Today in United States we celebrate Thanksgiving Day. A good
time to reflect about the blessings we receive every day and the important
things we have in our life (friends and family) that sometimes we take for
granted.
But this is a blog dedicated to Genealogy, therefore let’s
be thankful for the easy-life we have these days as genealogists.
I do a lot of genealogic research in Galicia, so I will pick
my example from there. Let’s say that during our research we find a document
that refers to a place name in Pontevedra, with that information we go the
Xunta web page and can find the list of all the towns in Galicia (nomenclátor).
With that information we can go to Google Maps and find out a satellite picture
of the village and we obtain an initial geographic context. We share the
information we have about the researched lineage on the forum xenealoxia.org (Galician
Genealogy discussions) and another researcher point us a connection with a
lineage in the Basque region.
With that information we research the online information on
the Mormon website (familysearch.com) and online catalogue of the Alava
Provincial archive. That is how we identify the documents we need and we post a
message on the GenealHispana (Hispanic Genealogy mailing list) asking for the name
and contact information for a professional genealogist in the region. That
genealogist will search at the local archive for the documents we requested. He
scans the document and e-mails back an electronic copy.

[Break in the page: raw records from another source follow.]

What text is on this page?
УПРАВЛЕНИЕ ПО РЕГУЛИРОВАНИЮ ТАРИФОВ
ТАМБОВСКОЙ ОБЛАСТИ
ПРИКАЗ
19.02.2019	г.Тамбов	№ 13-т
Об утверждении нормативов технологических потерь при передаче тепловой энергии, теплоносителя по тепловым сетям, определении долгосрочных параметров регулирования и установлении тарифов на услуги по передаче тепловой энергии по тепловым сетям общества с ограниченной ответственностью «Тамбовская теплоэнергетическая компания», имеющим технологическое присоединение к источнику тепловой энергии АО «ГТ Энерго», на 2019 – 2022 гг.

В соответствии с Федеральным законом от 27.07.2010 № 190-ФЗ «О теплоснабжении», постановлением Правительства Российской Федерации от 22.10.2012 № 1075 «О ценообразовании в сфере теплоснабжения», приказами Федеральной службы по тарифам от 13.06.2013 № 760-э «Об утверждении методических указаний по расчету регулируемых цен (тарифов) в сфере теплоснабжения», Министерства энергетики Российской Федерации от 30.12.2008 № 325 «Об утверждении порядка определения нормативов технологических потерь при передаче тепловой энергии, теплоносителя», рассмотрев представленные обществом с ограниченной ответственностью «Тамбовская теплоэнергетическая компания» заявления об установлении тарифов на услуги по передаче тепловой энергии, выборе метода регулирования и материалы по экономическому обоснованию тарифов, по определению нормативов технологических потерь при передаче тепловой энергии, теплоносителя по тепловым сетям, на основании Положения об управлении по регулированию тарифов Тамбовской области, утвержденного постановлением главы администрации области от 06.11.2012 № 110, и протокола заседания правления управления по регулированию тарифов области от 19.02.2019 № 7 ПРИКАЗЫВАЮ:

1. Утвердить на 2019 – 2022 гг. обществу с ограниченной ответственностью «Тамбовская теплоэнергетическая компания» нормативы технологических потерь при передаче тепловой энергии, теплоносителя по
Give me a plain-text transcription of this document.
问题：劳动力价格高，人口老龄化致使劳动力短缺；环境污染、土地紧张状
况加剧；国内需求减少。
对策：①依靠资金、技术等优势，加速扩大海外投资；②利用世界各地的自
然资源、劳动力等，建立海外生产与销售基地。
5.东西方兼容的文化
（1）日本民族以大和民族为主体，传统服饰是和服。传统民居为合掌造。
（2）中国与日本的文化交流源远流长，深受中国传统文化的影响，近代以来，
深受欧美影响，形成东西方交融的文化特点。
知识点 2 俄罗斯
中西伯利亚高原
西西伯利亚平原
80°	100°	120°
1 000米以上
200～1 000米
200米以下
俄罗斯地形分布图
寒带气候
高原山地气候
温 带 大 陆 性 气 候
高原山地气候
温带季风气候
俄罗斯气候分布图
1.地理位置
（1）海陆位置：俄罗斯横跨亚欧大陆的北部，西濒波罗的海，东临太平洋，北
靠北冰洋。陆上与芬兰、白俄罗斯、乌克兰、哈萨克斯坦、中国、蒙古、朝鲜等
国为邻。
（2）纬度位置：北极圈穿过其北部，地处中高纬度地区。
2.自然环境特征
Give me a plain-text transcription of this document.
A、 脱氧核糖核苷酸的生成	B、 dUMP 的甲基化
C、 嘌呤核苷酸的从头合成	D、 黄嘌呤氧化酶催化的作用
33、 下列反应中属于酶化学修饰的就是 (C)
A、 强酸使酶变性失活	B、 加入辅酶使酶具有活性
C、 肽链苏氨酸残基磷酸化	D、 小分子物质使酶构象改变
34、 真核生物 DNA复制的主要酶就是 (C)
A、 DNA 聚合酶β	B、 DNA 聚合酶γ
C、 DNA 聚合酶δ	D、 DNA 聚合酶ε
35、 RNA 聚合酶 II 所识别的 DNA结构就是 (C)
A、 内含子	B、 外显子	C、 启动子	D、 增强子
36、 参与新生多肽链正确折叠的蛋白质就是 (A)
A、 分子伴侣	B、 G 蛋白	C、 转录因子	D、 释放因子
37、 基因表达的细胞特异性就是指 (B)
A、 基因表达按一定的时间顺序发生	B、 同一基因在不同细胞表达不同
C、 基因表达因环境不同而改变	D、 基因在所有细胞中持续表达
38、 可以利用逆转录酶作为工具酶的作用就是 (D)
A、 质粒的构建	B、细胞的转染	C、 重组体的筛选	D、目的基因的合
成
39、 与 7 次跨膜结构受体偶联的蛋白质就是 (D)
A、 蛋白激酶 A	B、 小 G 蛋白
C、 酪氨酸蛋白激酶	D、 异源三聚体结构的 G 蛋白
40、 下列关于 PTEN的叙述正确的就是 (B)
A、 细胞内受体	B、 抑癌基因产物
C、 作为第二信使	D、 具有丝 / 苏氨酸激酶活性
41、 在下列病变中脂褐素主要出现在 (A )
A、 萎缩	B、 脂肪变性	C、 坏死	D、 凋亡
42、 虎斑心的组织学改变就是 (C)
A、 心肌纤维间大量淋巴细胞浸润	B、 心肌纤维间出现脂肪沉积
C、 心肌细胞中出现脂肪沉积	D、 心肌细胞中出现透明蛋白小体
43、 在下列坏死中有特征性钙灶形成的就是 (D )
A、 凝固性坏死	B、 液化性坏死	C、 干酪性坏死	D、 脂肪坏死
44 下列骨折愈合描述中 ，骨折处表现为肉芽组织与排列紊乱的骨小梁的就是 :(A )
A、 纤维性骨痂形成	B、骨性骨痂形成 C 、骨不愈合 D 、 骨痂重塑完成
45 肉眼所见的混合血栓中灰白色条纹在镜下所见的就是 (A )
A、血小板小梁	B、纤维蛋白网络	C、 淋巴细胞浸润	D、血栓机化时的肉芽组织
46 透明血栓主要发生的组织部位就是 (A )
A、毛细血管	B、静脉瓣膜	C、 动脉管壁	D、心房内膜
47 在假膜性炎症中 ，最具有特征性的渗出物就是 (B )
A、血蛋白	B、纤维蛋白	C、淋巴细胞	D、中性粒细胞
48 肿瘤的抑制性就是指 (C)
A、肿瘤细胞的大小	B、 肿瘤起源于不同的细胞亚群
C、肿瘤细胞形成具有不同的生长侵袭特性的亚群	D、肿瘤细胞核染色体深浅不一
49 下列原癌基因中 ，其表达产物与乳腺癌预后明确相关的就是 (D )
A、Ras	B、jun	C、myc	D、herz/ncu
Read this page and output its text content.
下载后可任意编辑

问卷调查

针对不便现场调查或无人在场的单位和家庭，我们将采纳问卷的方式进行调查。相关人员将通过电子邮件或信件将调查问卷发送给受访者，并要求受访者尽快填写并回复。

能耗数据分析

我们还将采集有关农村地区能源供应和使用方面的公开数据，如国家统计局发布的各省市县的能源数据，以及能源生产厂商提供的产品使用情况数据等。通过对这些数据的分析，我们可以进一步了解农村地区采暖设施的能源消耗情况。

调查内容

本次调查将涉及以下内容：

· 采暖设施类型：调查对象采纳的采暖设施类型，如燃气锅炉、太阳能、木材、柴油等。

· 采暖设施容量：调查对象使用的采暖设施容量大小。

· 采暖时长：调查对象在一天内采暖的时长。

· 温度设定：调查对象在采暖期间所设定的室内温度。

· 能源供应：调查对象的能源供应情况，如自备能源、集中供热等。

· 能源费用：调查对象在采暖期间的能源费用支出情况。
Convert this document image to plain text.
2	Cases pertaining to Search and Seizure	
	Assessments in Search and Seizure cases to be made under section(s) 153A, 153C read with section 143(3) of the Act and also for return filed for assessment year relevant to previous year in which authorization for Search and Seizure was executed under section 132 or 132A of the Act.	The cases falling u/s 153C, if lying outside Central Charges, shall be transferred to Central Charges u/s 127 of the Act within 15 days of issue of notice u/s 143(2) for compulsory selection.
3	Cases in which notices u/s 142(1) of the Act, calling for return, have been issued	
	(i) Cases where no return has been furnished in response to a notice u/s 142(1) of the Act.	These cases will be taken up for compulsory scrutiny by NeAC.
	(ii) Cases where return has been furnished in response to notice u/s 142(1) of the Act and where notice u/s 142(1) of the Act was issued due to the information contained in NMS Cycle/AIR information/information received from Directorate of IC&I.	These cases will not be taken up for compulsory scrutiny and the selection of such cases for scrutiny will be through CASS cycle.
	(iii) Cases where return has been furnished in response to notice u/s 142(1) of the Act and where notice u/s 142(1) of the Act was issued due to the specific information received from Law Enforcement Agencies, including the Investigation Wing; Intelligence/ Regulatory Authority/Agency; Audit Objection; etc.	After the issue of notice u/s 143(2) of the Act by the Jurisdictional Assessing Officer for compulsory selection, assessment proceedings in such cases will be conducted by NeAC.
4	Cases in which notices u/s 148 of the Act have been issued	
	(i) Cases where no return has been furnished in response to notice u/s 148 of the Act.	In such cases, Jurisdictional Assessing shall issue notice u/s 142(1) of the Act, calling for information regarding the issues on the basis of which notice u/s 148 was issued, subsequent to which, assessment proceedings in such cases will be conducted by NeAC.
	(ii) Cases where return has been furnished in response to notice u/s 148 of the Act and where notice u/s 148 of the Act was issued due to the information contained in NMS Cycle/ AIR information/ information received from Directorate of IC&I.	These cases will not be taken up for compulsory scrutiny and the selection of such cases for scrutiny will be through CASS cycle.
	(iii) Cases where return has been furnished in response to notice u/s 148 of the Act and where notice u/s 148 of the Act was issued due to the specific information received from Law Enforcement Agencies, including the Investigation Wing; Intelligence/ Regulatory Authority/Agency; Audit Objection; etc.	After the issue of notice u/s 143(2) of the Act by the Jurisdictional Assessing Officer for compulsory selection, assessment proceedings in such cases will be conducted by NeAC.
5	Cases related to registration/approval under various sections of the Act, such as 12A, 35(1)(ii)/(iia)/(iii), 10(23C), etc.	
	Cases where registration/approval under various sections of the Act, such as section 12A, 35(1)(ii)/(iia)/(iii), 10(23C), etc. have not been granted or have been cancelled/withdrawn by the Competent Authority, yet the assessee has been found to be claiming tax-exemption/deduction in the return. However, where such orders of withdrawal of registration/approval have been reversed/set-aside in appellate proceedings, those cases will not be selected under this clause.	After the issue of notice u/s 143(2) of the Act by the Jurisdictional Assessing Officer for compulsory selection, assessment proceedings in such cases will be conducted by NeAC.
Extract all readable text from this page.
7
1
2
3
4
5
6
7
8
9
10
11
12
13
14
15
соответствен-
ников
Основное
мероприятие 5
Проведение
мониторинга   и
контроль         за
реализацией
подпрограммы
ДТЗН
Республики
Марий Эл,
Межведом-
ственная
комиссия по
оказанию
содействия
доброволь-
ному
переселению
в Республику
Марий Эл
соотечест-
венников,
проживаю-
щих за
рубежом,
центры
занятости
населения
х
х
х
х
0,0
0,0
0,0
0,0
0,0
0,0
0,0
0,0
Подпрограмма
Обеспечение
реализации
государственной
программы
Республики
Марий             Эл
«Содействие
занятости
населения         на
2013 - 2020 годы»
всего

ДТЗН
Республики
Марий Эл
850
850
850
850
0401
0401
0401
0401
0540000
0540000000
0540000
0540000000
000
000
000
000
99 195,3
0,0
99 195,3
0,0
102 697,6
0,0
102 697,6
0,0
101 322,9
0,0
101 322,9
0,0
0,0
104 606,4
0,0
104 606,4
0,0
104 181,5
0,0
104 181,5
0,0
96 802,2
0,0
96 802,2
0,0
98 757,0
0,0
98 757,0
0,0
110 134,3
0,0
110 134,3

We enter the information in our genealogy software and the
application alerts us about a repeated name. That is how we realize that the
new link added to the family tree shares a common ancestor with the person we
are researching.
In 48 days hours we have added a new link to a family tree (with
two connections) and documented it accordingly. Granted it is just an example
for an ideal situation and these days we spend a lot of time on archives
dealing with old papers, but it is useful to compare against the amount of work
and effort our predecessors genealogists in past centuries (or even 20 years
ago) would have to do to obtain similar results. It would take them months or
may be years to do the same we just did in 48 hours.
So today I am thankful for the technology we have today that
facilitates our genealogic research work. We have to express our respect and
recognition for the genealogist that painfully did research in the past.